Since the present invention is configured as described above,
According to the method of reproducing an optical disk stamper of the present invention, a reproduction signal equivalent to the reproduction signal of the optical disk can be obtained by reproducing the stamper, and the recording state can be confirmed at the stage of the stamper. As a result, a defect in the recording state can be found before forming a replica, and productivity can be improved.

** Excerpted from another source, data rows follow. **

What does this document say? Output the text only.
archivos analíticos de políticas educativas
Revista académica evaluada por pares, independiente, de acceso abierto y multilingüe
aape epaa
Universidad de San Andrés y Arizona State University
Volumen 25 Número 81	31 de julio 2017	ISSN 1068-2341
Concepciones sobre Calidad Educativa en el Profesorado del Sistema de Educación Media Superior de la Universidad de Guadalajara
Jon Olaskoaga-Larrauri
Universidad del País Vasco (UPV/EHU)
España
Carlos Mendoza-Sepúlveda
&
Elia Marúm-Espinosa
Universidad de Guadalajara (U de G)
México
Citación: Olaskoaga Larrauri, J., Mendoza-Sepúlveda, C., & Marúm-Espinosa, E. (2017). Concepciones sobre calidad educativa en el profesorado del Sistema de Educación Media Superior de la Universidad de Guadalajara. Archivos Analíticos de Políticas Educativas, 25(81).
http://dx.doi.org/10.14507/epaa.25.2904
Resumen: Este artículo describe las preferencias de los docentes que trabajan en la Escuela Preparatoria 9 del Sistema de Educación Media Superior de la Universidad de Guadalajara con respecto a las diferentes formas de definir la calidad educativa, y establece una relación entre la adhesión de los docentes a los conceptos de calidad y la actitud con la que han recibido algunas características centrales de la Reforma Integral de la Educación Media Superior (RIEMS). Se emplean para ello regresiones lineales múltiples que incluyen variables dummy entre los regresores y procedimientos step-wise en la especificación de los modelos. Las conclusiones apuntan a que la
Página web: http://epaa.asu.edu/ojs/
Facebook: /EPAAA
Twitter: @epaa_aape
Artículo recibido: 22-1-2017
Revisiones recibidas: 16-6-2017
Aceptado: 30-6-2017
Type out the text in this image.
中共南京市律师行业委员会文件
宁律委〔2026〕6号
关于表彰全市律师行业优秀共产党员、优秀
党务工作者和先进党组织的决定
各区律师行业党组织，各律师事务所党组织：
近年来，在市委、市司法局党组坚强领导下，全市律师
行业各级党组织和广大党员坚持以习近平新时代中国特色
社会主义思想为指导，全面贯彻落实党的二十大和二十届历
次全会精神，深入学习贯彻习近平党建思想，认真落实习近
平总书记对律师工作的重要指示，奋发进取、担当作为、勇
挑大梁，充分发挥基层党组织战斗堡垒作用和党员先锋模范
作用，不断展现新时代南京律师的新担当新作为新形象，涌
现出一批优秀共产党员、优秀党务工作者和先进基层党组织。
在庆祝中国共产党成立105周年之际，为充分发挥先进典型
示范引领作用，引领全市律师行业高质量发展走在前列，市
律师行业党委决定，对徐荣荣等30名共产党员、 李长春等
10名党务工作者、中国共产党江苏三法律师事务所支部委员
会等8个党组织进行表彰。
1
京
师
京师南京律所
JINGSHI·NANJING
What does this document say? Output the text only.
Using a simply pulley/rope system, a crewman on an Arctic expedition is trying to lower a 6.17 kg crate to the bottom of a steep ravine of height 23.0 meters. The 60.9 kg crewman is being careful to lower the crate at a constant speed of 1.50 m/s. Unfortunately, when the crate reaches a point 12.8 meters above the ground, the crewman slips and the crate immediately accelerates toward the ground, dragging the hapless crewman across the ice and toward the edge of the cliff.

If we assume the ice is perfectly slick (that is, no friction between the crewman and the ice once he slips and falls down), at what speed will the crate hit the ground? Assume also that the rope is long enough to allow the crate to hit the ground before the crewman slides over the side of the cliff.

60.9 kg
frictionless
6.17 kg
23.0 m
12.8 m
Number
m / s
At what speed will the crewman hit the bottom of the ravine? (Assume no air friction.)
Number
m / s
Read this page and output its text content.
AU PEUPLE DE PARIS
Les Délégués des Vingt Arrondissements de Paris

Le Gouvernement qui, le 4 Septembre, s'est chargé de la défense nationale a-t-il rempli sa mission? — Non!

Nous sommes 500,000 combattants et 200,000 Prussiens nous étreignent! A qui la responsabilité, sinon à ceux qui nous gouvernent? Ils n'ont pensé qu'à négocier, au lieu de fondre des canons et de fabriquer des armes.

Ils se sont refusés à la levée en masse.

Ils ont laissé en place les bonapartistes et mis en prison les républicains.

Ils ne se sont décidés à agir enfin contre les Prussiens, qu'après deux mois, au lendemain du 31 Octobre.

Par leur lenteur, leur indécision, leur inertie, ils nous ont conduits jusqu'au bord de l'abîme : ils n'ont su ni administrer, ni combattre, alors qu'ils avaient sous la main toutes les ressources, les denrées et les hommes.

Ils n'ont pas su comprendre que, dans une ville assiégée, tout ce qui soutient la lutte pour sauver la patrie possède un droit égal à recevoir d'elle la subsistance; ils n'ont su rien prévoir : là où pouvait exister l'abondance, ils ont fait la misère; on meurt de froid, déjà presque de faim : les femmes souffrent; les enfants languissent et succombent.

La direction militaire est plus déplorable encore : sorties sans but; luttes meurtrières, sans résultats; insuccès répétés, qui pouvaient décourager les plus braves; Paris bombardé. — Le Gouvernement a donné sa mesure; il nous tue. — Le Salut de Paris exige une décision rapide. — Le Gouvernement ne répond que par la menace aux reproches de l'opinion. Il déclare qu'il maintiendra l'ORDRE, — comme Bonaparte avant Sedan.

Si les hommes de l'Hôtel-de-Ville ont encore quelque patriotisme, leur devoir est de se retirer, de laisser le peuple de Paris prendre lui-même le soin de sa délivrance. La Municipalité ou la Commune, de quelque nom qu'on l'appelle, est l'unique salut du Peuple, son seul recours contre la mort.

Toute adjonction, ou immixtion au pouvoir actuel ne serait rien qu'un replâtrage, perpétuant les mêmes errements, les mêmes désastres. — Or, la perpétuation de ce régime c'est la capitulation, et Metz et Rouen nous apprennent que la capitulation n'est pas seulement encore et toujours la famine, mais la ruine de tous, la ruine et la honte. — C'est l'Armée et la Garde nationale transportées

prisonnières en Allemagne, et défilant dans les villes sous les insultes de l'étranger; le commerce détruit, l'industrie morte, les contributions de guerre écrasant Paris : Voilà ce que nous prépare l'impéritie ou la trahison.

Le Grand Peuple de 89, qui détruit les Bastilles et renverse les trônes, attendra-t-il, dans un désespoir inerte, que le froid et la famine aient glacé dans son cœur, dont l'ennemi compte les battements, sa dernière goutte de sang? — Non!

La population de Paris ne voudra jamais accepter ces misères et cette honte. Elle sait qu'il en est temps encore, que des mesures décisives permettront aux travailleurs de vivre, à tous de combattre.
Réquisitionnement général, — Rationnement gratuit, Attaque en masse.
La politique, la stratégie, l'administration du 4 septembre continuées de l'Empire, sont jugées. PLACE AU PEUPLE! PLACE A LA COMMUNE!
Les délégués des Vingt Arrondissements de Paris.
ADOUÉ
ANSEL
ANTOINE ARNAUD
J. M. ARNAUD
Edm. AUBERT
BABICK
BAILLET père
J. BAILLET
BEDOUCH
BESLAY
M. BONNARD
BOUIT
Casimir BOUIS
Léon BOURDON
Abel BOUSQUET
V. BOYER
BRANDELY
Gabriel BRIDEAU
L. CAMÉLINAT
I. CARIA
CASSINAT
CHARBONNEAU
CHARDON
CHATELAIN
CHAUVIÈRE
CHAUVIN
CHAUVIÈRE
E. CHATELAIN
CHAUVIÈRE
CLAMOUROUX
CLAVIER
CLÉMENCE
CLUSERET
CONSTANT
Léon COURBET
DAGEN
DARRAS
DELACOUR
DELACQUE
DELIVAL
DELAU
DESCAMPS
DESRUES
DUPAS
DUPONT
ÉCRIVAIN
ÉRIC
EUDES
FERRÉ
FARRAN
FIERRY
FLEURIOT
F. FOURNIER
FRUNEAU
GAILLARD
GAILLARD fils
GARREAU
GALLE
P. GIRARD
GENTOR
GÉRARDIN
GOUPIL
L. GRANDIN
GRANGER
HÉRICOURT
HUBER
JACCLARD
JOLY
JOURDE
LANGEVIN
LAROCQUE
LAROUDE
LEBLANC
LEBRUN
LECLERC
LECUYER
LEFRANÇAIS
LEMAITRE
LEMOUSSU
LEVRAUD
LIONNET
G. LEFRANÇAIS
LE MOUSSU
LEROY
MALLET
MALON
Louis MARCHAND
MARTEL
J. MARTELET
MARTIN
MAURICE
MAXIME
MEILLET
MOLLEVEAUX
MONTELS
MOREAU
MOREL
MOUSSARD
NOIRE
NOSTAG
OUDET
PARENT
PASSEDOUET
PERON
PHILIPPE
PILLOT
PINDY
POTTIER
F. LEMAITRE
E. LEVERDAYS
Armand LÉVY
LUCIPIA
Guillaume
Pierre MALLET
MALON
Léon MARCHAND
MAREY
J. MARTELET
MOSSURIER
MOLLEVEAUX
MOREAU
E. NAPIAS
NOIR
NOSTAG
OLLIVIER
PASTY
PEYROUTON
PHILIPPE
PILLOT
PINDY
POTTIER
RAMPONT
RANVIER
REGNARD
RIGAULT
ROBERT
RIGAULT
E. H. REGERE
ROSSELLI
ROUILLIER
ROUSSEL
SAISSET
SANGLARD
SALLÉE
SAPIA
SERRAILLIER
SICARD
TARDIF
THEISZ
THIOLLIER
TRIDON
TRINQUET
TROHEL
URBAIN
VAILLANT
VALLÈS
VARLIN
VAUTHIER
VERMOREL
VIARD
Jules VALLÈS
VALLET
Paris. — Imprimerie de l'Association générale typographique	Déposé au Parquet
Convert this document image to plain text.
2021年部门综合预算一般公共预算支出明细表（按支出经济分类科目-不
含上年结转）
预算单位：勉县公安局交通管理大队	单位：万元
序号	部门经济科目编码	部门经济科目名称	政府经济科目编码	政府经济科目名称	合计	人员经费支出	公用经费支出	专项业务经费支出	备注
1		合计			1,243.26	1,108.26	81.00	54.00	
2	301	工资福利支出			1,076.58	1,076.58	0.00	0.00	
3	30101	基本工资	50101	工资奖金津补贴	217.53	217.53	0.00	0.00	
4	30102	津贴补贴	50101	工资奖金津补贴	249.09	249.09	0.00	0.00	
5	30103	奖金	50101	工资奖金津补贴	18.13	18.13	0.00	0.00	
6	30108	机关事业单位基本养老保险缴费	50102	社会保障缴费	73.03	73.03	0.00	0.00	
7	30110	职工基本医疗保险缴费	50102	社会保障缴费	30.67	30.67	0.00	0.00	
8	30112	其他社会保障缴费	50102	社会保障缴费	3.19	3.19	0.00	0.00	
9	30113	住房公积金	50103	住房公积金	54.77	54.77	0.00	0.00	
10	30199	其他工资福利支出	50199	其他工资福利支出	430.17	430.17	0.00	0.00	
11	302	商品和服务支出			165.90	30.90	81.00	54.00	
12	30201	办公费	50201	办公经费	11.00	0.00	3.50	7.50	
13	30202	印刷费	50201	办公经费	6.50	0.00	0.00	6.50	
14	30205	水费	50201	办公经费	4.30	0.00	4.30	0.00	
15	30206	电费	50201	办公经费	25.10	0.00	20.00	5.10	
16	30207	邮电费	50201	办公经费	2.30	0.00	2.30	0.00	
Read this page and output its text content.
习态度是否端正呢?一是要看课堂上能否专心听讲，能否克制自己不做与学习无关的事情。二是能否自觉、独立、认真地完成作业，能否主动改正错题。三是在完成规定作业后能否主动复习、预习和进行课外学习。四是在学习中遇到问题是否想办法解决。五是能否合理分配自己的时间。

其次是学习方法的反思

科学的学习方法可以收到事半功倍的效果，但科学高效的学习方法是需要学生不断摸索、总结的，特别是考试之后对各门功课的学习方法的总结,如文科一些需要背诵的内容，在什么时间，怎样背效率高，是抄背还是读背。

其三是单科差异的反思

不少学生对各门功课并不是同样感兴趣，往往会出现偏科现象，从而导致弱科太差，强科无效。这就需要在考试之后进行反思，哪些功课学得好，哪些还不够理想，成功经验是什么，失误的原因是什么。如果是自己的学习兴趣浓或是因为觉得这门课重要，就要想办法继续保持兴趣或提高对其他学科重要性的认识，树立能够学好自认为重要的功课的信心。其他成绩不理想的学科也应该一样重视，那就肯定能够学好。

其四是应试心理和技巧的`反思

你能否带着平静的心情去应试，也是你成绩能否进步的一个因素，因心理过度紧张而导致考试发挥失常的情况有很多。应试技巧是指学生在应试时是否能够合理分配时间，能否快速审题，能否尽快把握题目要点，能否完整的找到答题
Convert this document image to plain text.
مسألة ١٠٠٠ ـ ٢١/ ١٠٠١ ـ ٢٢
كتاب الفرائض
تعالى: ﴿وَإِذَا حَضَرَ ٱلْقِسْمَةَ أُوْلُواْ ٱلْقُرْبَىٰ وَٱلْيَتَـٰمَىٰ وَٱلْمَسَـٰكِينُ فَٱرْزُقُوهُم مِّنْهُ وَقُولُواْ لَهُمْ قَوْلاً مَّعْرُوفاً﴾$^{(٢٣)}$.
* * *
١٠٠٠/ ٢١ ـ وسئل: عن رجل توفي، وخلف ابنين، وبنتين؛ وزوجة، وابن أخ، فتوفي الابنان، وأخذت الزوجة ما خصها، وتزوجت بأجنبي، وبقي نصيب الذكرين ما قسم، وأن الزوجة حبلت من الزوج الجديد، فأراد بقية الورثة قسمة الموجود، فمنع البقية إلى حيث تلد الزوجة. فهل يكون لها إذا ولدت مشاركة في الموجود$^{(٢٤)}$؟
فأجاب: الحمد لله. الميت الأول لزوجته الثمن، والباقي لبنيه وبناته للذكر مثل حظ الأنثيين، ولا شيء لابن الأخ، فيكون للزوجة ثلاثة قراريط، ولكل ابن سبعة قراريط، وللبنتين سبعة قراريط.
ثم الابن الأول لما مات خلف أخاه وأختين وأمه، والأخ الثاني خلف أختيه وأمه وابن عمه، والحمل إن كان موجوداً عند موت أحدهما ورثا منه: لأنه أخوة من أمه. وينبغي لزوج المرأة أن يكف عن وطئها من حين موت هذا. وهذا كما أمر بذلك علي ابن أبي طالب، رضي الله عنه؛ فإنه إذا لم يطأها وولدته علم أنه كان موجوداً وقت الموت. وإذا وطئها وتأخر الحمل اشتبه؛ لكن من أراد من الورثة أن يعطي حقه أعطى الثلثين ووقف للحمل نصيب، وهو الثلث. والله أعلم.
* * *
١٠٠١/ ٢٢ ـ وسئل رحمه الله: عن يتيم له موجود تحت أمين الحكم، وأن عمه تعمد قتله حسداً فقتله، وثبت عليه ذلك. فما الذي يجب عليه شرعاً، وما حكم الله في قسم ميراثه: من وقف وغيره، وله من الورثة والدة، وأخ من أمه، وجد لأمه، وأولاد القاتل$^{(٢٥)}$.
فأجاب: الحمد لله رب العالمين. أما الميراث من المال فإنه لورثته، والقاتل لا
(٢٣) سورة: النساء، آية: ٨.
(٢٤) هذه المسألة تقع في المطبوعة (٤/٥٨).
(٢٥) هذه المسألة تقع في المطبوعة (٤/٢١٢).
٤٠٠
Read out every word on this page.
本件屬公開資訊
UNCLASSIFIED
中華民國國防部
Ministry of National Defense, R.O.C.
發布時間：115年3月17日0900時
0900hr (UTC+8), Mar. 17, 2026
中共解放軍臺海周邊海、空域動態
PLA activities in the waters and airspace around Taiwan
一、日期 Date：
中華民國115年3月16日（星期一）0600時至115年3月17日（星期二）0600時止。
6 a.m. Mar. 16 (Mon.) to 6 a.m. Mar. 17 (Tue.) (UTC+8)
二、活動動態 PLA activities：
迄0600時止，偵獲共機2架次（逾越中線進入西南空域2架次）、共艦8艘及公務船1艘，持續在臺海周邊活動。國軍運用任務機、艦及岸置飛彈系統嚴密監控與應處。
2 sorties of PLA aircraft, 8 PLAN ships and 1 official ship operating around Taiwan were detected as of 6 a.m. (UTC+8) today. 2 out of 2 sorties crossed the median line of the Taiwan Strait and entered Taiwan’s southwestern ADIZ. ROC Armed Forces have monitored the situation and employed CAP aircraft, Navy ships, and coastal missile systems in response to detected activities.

[Brief description of the drawings]

FIG. 1 is an explanatory diagram showing a method of reproducing an optical disk stamper according to an embodiment of the present invention.

FIG. 2 is an explanatory diagram showing a conventional reproducing method of an optical disk stamper.

FIG. 3 is an explanatory diagram showing a configuration of an optical disc reproduction system.

FIG. 4 is an explanatory diagram showing a manufacturing process of the optical disc.

FIG. 5 is an explanatory view showing a manufacturing process of an optical disk employing the method of reproducing an optical disk stamper according to the present invention.

[Explanation of symbols]

 DESCRIPTION OF SYMBOLS 1 Glass substrate 2 Photoresist, photoresist layer 3 Exposure beam 4 Master master 5 Nickel conductive film 6 Nickel plating layer 7 Stamper 7a Signal groove part 8 Replica disk 9 Optical disk 9a Signal groove part 10 Resin substrate 11 Reflective film 12 Protective film 13, 13S laser Light 14, 14S Objective lens 15 Resin plate

Claims (1)

[Claims] 1. The refractive index of a resin substrate of an optical disk is n, the wavelength of a laser beam for reproducing a signal through the resin substrate is λ,
When the numerical aperture of the objective lens that focuses the laser light applied to the resin substrate is NA, the laser light having a wavelength of approximately λ / n is formed through the objective lens with the numerical aperture of NA / n to produce the optical disc. And reproducing a signal from the stamper by irradiating the stamper with the stamper.